Chiò sorride: "Diciamo che questo ha pesato positivamente. Ma ho accolto l’invito della dottoressa Cristina Petrelli anche per portare il mio contributo in una realtà, le Marche, "interessante". Sia perché l’incidenza della Sla è più alta che altrove (al momento 168 pazienti), sia perché qui esiste una "mutazione marchigiana", in particolare nell’area del fermano".

Cioè?

"Ci sono casi di Sla legati a una mutazione genetica, diciamo così, territoriale. Una mutazione che inizialmente si è sviluppata in una persona e, poi, a seguire, è passata ad altri".

Sulle cause della maggior parte dei casi di Sla, però, quelli non connessi a una mutazione genetica, non sappiamo granché…

"Ci sono tante belle ipotesi, ma ancora niente di certo. In generale si ritiene che ci sia una interazione tra genetica e ambiente.
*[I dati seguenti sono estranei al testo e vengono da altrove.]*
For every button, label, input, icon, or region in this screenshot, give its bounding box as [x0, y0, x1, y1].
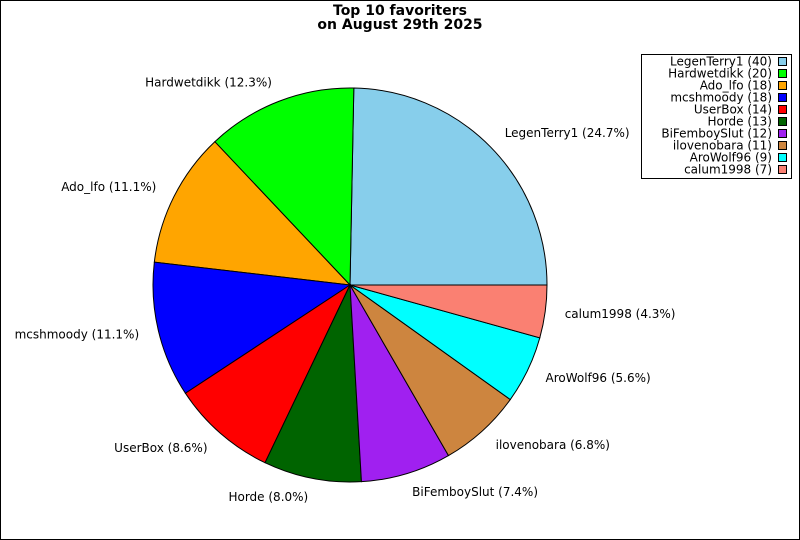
legend-label: Ado_lfo (18): [700, 79, 772, 93]
slice-label: Ado_lfo (11.1%): [61, 180, 156, 194]
slice-label: Hardwetdikk (12.3%): [145, 75, 272, 89]
legend-swatch: [778, 93, 787, 102]
legend-swatch: [778, 81, 787, 90]
legend-label: BiFemboySlut (12): [661, 127, 772, 141]
chart-title: Top 10 favoriters: [333, 3, 467, 19]
slice-label: LegenTerry1 (24.7%): [505, 126, 630, 140]
legend-swatch: [778, 105, 787, 114]
slice-label: UserBox (8.6%): [114, 441, 207, 455]
legend-swatch: [778, 165, 787, 174]
legend-label: Hardwetdikk (20): [668, 67, 772, 81]
legend-swatch: [778, 153, 787, 162]
legend-swatch: [778, 117, 787, 126]
pie-slice: [214, 87, 355, 287]
legend-swatch: [778, 57, 787, 66]
legend-label: mcshmoody (18): [670, 91, 772, 105]
slice-label: Horde (8.0%): [228, 490, 308, 504]
slice-label: mcshmoody (11.1%): [15, 327, 140, 341]
legend-swatch: [778, 69, 787, 78]
legend-label: calum1998 (7): [684, 163, 772, 177]
legend-label: Horde (13): [707, 115, 772, 129]
legend-label: LegenTerry1 (40): [670, 55, 772, 69]
pie-slice: [264, 284, 362, 483]
legend-label: AroWolf96 (9): [690, 151, 772, 165]
legend-swatch: [778, 141, 787, 150]
slice-label: BiFemboySlut (7.4%): [412, 485, 538, 499]
pie-slice: [349, 284, 548, 339]
chart-subtitle: on August 29th 2025: [317, 17, 482, 33]
legend-box: [641, 54, 792, 179]
legend-swatch: [778, 129, 787, 138]
pie-slice: [153, 141, 352, 286]
pie-slice: [184, 283, 352, 464]
slice-label: calum1998 (4.3%): [565, 307, 676, 321]
legend-label: UserBox (14): [694, 103, 772, 117]
pie-slice: [152, 261, 352, 394]
pie-slice: [349, 87, 548, 286]
legend-label: ilovenobara (11): [673, 139, 772, 153]
slice-label: AroWolf96 (5.6%): [545, 371, 650, 385]
slice-label: ilovenobara (6.8%): [496, 438, 610, 452]
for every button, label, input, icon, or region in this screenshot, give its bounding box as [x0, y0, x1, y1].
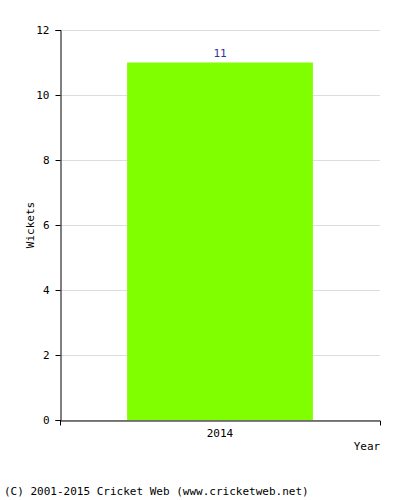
bars: [127, 63, 313, 421]
chart: 0 2 4 6 8 10 12 2014 11 Wickets Year (C) 2001-2015 …: [0, 0, 400, 500]
tick-mark: [56, 290, 61, 291]
tick-mark: [56, 95, 61, 96]
tick: 12: [36, 24, 60, 37]
tick: 4: [43, 284, 61, 297]
tick: 6: [43, 219, 61, 232]
tick-mark: [56, 225, 61, 226]
tick: 10: [36, 89, 60, 102]
grid-line: [60, 30, 380, 31]
y-axis-title: Wickets: [24, 202, 37, 248]
footer: (C) 2001-2015 Cricket Web (www.cricketwe…: [4, 485, 309, 498]
y-axis: 0 2 4 6 8 10 12: [36, 24, 61, 427]
tick: 2014: [207, 421, 234, 441]
tick-mark: [56, 160, 61, 161]
tick-label: 10: [36, 89, 49, 102]
tick-mark: [56, 30, 61, 31]
grid: [60, 31, 380, 421]
tick-mark: [56, 355, 61, 356]
tick-label: 0: [43, 414, 50, 427]
tick-label: 12: [36, 24, 49, 37]
tick-label: 2: [43, 349, 50, 362]
tick: 0: [43, 414, 61, 427]
bar: [127, 63, 313, 421]
tick-label: 2014: [207, 427, 234, 440]
tick-label: 8: [43, 154, 50, 167]
tick-label: 4: [43, 284, 50, 297]
tick: 2: [43, 349, 61, 362]
axis-line: [61, 421, 381, 426]
data-labels: 11: [213, 47, 226, 60]
data-label: 11: [213, 47, 226, 60]
tick-mark: [56, 420, 61, 421]
tick-label: 6: [43, 219, 50, 232]
x-axis-title: Year: [354, 440, 381, 453]
x-axis: 2014: [61, 421, 381, 441]
axis-line: [56, 31, 62, 421]
tick: 8: [43, 154, 61, 167]
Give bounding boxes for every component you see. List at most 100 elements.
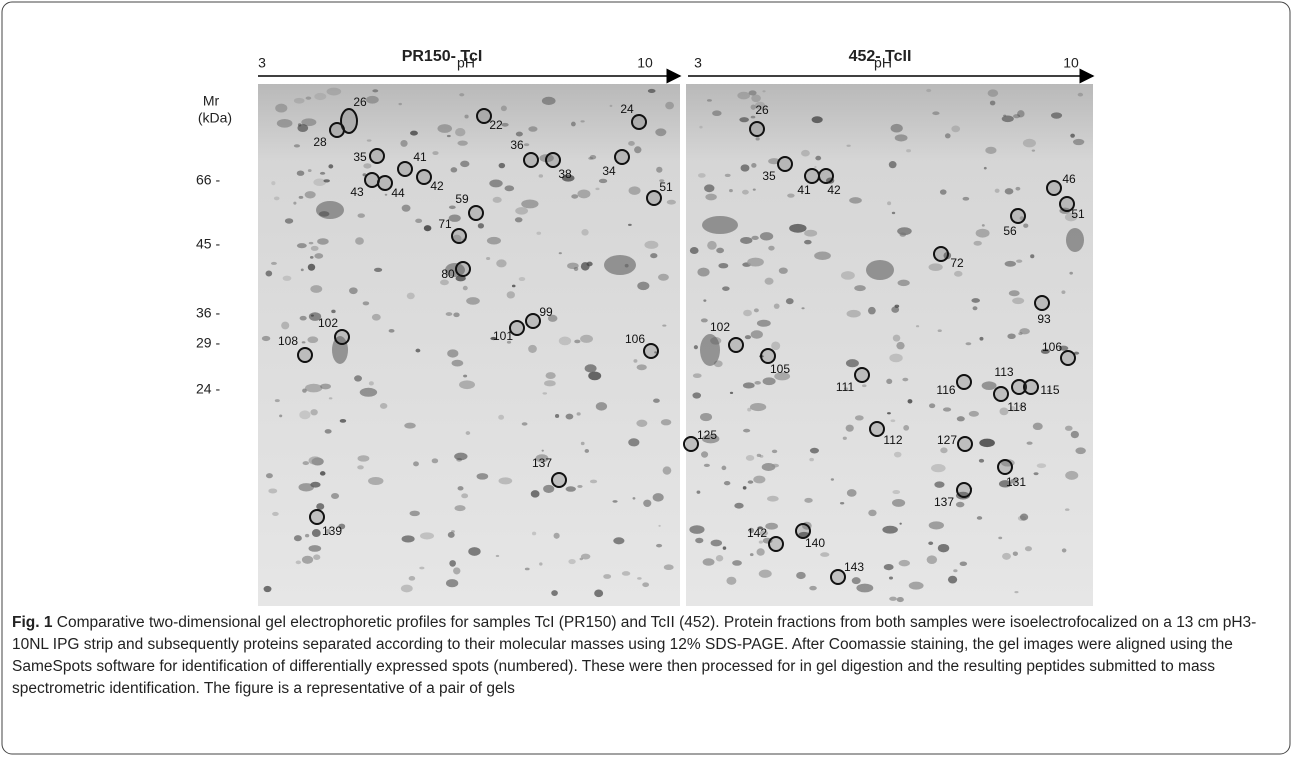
spot-label: 115 (1040, 383, 1059, 397)
gel-spot (609, 104, 613, 107)
gel-spot (951, 125, 961, 133)
gel-spot (528, 126, 538, 132)
gel-spot (942, 407, 952, 412)
axis-label: pH (457, 55, 475, 71)
spot-circle (614, 149, 630, 165)
gel-spot (486, 236, 501, 245)
gel-spot (504, 185, 515, 192)
gel-spot (357, 455, 370, 462)
gel-spot (637, 577, 642, 580)
gel-spot (716, 247, 724, 254)
gel-spot (636, 419, 648, 427)
spot-circle (334, 329, 350, 345)
spot-label: 26 (353, 95, 367, 109)
gel-spot (758, 569, 772, 578)
gel-spot (363, 163, 372, 169)
gel-spot (889, 596, 897, 601)
gel-spot (490, 336, 497, 341)
gel-spot (1033, 472, 1039, 476)
gel-spot (310, 285, 323, 293)
gel-spot (647, 88, 656, 94)
gel-spot (297, 124, 309, 132)
gel-spot (768, 245, 775, 251)
gel-spot (699, 412, 713, 422)
gel-spot (313, 178, 326, 187)
gel-spot (701, 451, 709, 458)
axis-label: pH (874, 55, 892, 71)
gel-spot (448, 214, 461, 222)
gel-spot (281, 321, 290, 330)
gel-spot (1001, 115, 1014, 123)
gel-spot (453, 312, 460, 318)
gel-spot (1075, 447, 1086, 455)
gel-spot (1012, 551, 1018, 556)
gel-spot (937, 543, 950, 553)
mr-tick-label: 29 - (196, 335, 220, 351)
gel-spot (400, 584, 413, 593)
gel-spot (450, 167, 458, 173)
gel-spot (1073, 138, 1085, 146)
gel-spot (628, 438, 640, 447)
gel-spot (1015, 186, 1021, 191)
gel-spot (868, 509, 877, 517)
spot-circle (1010, 208, 1026, 224)
gel-spot (523, 143, 530, 147)
gel-spot (570, 121, 576, 127)
gel-spot (514, 217, 523, 223)
gel-spot (696, 490, 701, 494)
gel-spot (656, 166, 663, 173)
spot-label: 42 (827, 183, 841, 197)
spot-label: 24 (620, 102, 634, 116)
gel-spot (1070, 133, 1075, 138)
gel-spot (307, 263, 316, 271)
spot-label: 116 (936, 383, 955, 397)
spot-label: 71 (438, 217, 452, 231)
gel-spot (787, 193, 795, 198)
gel-spot (401, 535, 415, 543)
gel-spot (561, 174, 575, 182)
gel-spot (752, 188, 756, 191)
gel-spot (431, 458, 439, 464)
gel-spot (998, 480, 1012, 488)
gel-spot (722, 286, 730, 291)
gel-spot (693, 345, 698, 350)
gel-spot (898, 559, 911, 567)
gel-spot (310, 481, 321, 488)
gel-spot (464, 114, 469, 119)
gel-spot (419, 566, 425, 570)
gel-spot (465, 431, 471, 435)
gel-spot (662, 324, 667, 327)
gel-spot (1019, 216, 1025, 221)
gel-spot (319, 471, 326, 476)
gel-spot (328, 164, 334, 169)
gel-spot (754, 381, 761, 385)
spot-circle (523, 152, 539, 168)
gel-spot (568, 558, 576, 565)
gel-spot (1012, 297, 1025, 305)
gel-spot (973, 240, 982, 246)
gel-spot (477, 223, 485, 229)
gel-spot (398, 102, 402, 106)
gel-spot (362, 301, 370, 306)
gel-spot (410, 130, 418, 136)
gel-spot (554, 414, 560, 418)
gel-spot (594, 589, 604, 598)
gel-spot (747, 407, 752, 412)
gel-spot (756, 319, 771, 327)
gel-spot (528, 344, 537, 353)
spot-label: 137 (532, 456, 552, 470)
gel-spot (809, 457, 814, 462)
spot-label: 28 (313, 135, 327, 149)
gel-spot (1077, 92, 1084, 97)
spot-circle (768, 536, 784, 552)
gel-spot (316, 503, 325, 510)
gel-spot (981, 224, 985, 227)
gel-spot (628, 223, 632, 226)
gel-spot (893, 451, 902, 458)
gel-spot (999, 407, 1009, 416)
gel-spot (892, 490, 901, 495)
gel-spot (1019, 328, 1030, 335)
gel-spot (634, 146, 642, 154)
gel-spot (789, 223, 807, 233)
gel-spot (845, 424, 854, 432)
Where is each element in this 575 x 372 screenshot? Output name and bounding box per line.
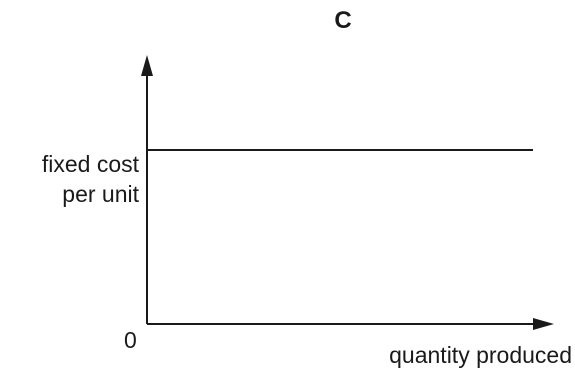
x-axis-arrow — [533, 318, 554, 330]
y-axis-label-line-1: fixed cost — [41, 151, 139, 177]
y-axis-arrow — [141, 55, 153, 76]
chart-title: C — [334, 7, 352, 34]
x-axis-label: quantity produced — [389, 342, 572, 368]
y-axis-label-line-2: per unit — [62, 181, 139, 207]
axes — [141, 55, 554, 330]
y-axis-label: fixed cost per unit — [42, 149, 139, 209]
origin-label: 0 — [124, 327, 137, 353]
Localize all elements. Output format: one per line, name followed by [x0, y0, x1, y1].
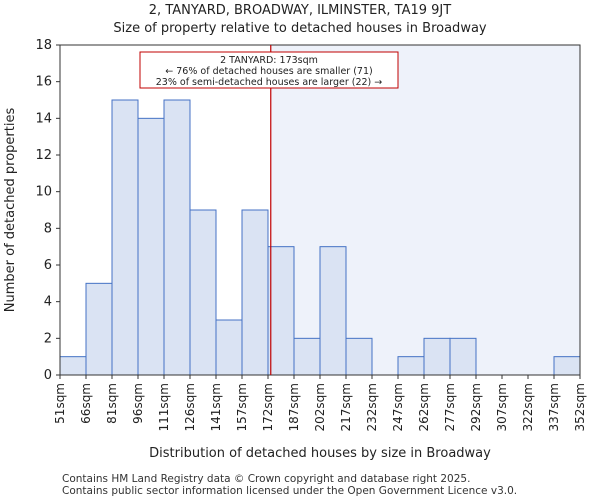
annotation-line-2: ← 76% of detached houses are smaller (71… — [165, 66, 372, 77]
x-tick-label: 307sqm — [495, 383, 509, 431]
y-tick-label: 14 — [35, 111, 52, 126]
annotation-box — [139, 51, 399, 89]
x-tick-label: 187sqm — [287, 383, 301, 431]
x-tick-label: 277sqm — [443, 383, 457, 431]
x-tick-label: 232sqm — [365, 383, 379, 431]
highlight-region — [270, 45, 580, 375]
x-tick-label: 247sqm — [391, 383, 405, 431]
bar-217sqm — [345, 337, 373, 376]
chart-title: 2, TANYARD, BROADWAY, ILMINSTER, TA19 9J… — [148, 3, 452, 18]
x-tick-label: 81sqm — [105, 383, 119, 424]
bar-96sqm — [137, 117, 165, 376]
x-tick-label: 51sqm — [53, 383, 67, 424]
footer-line-1: Contains HM Land Registry data © Crown c… — [62, 473, 471, 485]
x-tick-label: 96sqm — [131, 383, 145, 424]
y-tick-label: 2 — [44, 331, 52, 346]
bar-81sqm — [111, 99, 139, 376]
bar-337sqm — [553, 356, 581, 376]
bar-247sqm — [397, 356, 425, 376]
y-tick-label: 4 — [44, 295, 52, 310]
x-tick-label: 157sqm — [235, 383, 249, 431]
bar-111sqm — [163, 99, 191, 376]
x-tick-label: 202sqm — [313, 383, 327, 431]
y-axis-label: Number of detached properties — [3, 108, 18, 313]
y-tick-label: 8 — [44, 221, 52, 236]
x-tick-label: 66sqm — [79, 383, 93, 424]
bar-141sqm — [215, 319, 243, 376]
x-tick-label: 126sqm — [183, 383, 197, 431]
x-tick-label: 141sqm — [209, 383, 223, 431]
y-tick-label: 10 — [35, 185, 52, 200]
bar-126sqm — [189, 209, 217, 376]
x-tick-label: 337sqm — [547, 383, 561, 431]
bar-262sqm — [423, 337, 451, 376]
bar-277sqm — [449, 337, 477, 376]
annotation-line-3: 23% of semi-detached houses are larger (… — [156, 77, 383, 88]
bar-172sqm — [267, 246, 295, 376]
y-tick-label: 18 — [35, 38, 52, 53]
y-tick-label: 16 — [35, 75, 52, 90]
x-tick-label: 262sqm — [417, 383, 431, 431]
footer-line-2: Contains public sector information licen… — [62, 485, 518, 497]
bar-187sqm — [293, 337, 321, 376]
y-tick-label: 0 — [44, 368, 52, 383]
x-tick-label: 172sqm — [261, 383, 275, 431]
x-tick-label: 322sqm — [521, 383, 535, 431]
bar-202sqm — [319, 246, 347, 376]
bar-157sqm — [241, 209, 269, 376]
x-axis-label: Distribution of detached houses by size … — [149, 446, 491, 461]
y-tick-label: 12 — [35, 148, 52, 163]
annotation-line-1: 2 TANYARD: 173sqm — [220, 55, 318, 66]
bar-51sqm — [59, 356, 87, 376]
y-tick-label: 6 — [44, 258, 52, 273]
chart-subtitle: Size of property relative to detached ho… — [113, 21, 487, 36]
x-tick-label: 217sqm — [339, 383, 353, 431]
x-tick-label: 352sqm — [573, 383, 587, 431]
x-tick-label: 292sqm — [469, 383, 483, 431]
x-tick-label: 111sqm — [157, 383, 171, 431]
bar-66sqm — [85, 282, 113, 376]
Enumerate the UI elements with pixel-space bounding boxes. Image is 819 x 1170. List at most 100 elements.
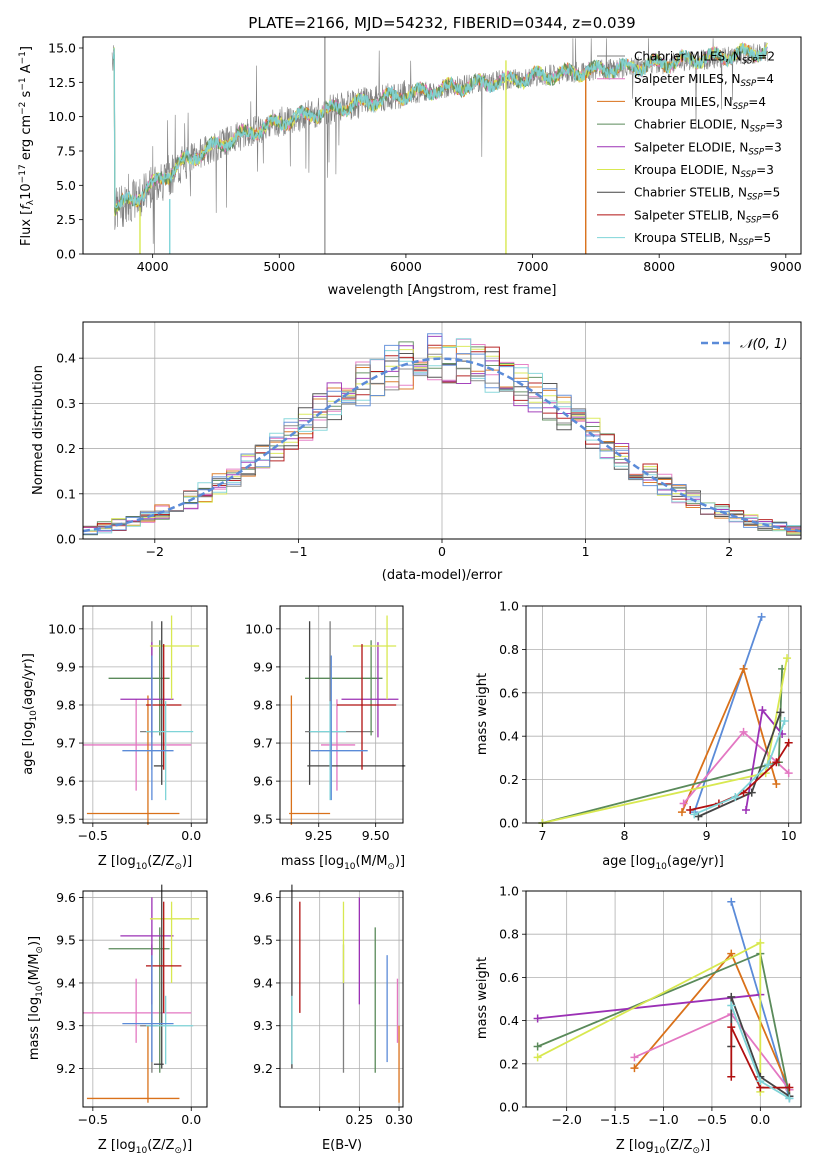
- y-tick-label: 9.2: [56, 1061, 76, 1076]
- weight-point-marker: [739, 727, 748, 736]
- y-tick-label: 15.0: [48, 40, 76, 55]
- legend-entry: Salpeter MILES, NSSP=4: [634, 72, 774, 89]
- weight-point-marker: [679, 799, 688, 808]
- weight-point-marker: [784, 738, 793, 747]
- x-axis-label: Z [log10(Z/Z⊙)]: [616, 1138, 710, 1156]
- legend-entry: Salpeter ELODIE, NSSP=3: [634, 140, 782, 157]
- x-tick-label: 7: [538, 828, 546, 843]
- legend-subscript: SSP: [741, 170, 757, 180]
- axes-frame: [525, 605, 802, 824]
- x-tick-label: 0.0: [181, 1112, 201, 1127]
- weight-point-marker: [694, 812, 703, 821]
- y-tick-label: 9.7: [253, 736, 273, 751]
- weight-point-marker: [780, 717, 789, 726]
- weight-point-marker: [690, 810, 699, 819]
- label-part: )]: [700, 1138, 710, 1153]
- y-tick-label: 9.9: [253, 659, 273, 674]
- normal-reference-curve: [82, 357, 802, 533]
- legend-text: Salpeter STELIB, N: [634, 208, 746, 222]
- weight-series-line: [693, 720, 786, 816]
- x-tick-label: −0.5: [78, 828, 108, 843]
- label-part: )]: [395, 854, 405, 869]
- label-part: )]: [27, 936, 42, 946]
- label-sub: 10: [655, 862, 667, 872]
- x-tick-label: 0.0: [181, 828, 201, 843]
- x-tick-label: 9.50: [362, 828, 390, 843]
- legend-subscript: SSP: [733, 102, 749, 112]
- x-tick-label: 0.25: [345, 1112, 373, 1127]
- y-axis-label-part: s: [19, 90, 34, 101]
- y-tick-label: 0.4: [499, 729, 519, 744]
- x-tick-label: 6000: [390, 259, 422, 274]
- y-axis-label-part: f: [19, 203, 34, 210]
- label-sub: 10: [344, 862, 356, 872]
- x-tick-label: −1.5: [600, 1112, 630, 1127]
- weight-point-marker: [727, 949, 736, 958]
- legend-text: =5: [763, 186, 781, 200]
- weight-point-marker: [764, 760, 773, 769]
- axes-frame: [82, 605, 208, 824]
- x-tick-label: 0.0: [750, 1112, 770, 1127]
- panel-age_vs_mass: 9.25 9.50 9.5 9.6 9.7 9.8 9.9 10.0 mass [log10(M…: [245, 605, 406, 872]
- legend-text: Chabrier STELIB, N: [634, 186, 747, 200]
- plot-area-weight_vs_Z: [533, 897, 794, 1103]
- legend-subscript: SSP: [741, 79, 757, 89]
- axes-frame: [279, 605, 404, 824]
- label-sub: 10: [136, 862, 148, 872]
- x-axis-label: wavelength [Angstrom, rest frame]: [328, 283, 557, 298]
- y-tick-label: 7.5: [56, 143, 76, 158]
- legend-text: Kroupa ELODIE, N: [634, 163, 741, 177]
- y-tick-label: 9.4: [56, 975, 76, 990]
- y-tick-label: 10.0: [48, 109, 76, 124]
- weight-point-marker: [739, 664, 748, 673]
- legend-subscript: SSP: [747, 193, 763, 203]
- weight-point-marker: [756, 1077, 765, 1086]
- panel-weight_vs_Z: −2.0 −1.5 −1.0 −0.5 0.0 0.0 0.2 0.4 0.6 0.8 1.0 Z […: [475, 884, 802, 1156]
- axes-frame: [82, 36, 802, 255]
- y-tick-label: 10.0: [245, 621, 273, 636]
- x-tick-label: 8: [621, 828, 629, 843]
- model-spectrum-line: [112, 43, 768, 209]
- y-tick-label: 0.2: [499, 772, 519, 787]
- y-tick-label: 9.4: [253, 975, 273, 990]
- y-axis-label-part: ]: [19, 46, 34, 51]
- y-tick-label: 0.0: [499, 1100, 519, 1115]
- weight-point-marker: [784, 769, 793, 778]
- label-part: mass [log: [27, 997, 42, 1060]
- legend-entry: Salpeter STELIB, NSSP=6: [634, 208, 779, 225]
- label-sub: ⊙: [692, 1146, 700, 1156]
- x-tick-label: 1: [582, 544, 590, 559]
- legend-entry: Chabrier STELIB, NSSP=5: [634, 186, 780, 203]
- weight-point-marker: [727, 992, 736, 1001]
- y-tick-label: 9.8: [253, 697, 273, 712]
- label-part: (Z/Z: [147, 1138, 174, 1153]
- legend-text: Chabrier ELODIE, N: [634, 118, 750, 132]
- x-axis-label: age [log10(age/yr)]: [602, 854, 724, 872]
- x-tick-label: −0.5: [697, 1112, 727, 1127]
- label-part: (M/M: [27, 954, 42, 986]
- y-axis-label-part: A: [19, 64, 34, 77]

La ricerca, comunque, continua incessantemente".

Anche con l’intelligenza artificiale?

"Assolutamente sì. Partecipiamo a importanti progetti a livello europeo, alcuni già in corso, che ha come base l’utilizzo di tutti i dati esistenti nei Paesi Ue. Ci sono, però, con difficoltà a causa delle norme sulla privacy. Tutti siamo consapevoli della loro importanza, ma c’è il rischio che ostacolino o blocchino la ricerca".

Un altro importante cambiamento nella lotta contro la Sla è la presa in carico dei pazienti…

"Decisamente. Rispetto a qualche decennio fa i pazienti oggi hanno una buona assistenza. I primi Centri Sla sono nati negli anni Ottanta, oggi sono diffusi e rappresentano un punto di riferimento fondamentale, anche se servirebbe più personale".

Però si riesce, anche qui a Macerata, a fare cose straordinarie: assistere i pazienti a domicilio, ma anche riuscire a seguirli nlla loro abitazione (la sperimentazione è avviata) attraverso un monitor collegato al reparto di Neurologia dell’ospedale.